5. The method for controlling the hydraulic system of the three-direction shearing and packaging machine according to claim 1, wherein a second additional oil path is further connected between the rear cavity of the main oil cylinder and the front cavity of the small-door oil cylinder, and an eighth direction cartridge valve (619) is arranged on the second additional oil path; the second additional oil way is an oil way with a one-way flow direction, and a second throttle valve is arranged on the second additional oil way in front of the eighth direction cartridge valve (619).

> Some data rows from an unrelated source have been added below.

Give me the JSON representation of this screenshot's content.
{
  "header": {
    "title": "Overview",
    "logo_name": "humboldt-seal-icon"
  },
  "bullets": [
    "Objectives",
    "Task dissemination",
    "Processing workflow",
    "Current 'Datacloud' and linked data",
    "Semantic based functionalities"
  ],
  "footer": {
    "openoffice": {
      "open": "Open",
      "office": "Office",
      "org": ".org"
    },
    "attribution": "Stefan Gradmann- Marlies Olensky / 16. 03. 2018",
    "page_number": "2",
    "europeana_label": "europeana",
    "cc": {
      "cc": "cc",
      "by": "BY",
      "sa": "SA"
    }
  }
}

6. The method for controlling the hydraulic system of the three-direction shearing and packaging machine as claimed in claim 1, wherein a third additional oil path is further connected between the rear cavity of the extrusion oil cylinder and the rear cavity of the small-door oil cylinder, and a ninth direction cartridge valve (620) is arranged on the third additional oil path; the third additional oil way is a one-way flow oil way, and a third throttle valve is arranged on the third additional oil way in front of the ninth direction cartridge valve (620).

7. The method as claimed in claim 1, wherein two pressure relays are connected to the oil paths of the rear chambers of the main pressure cylinder, the side pressure cylinder and the squeeze cylinder.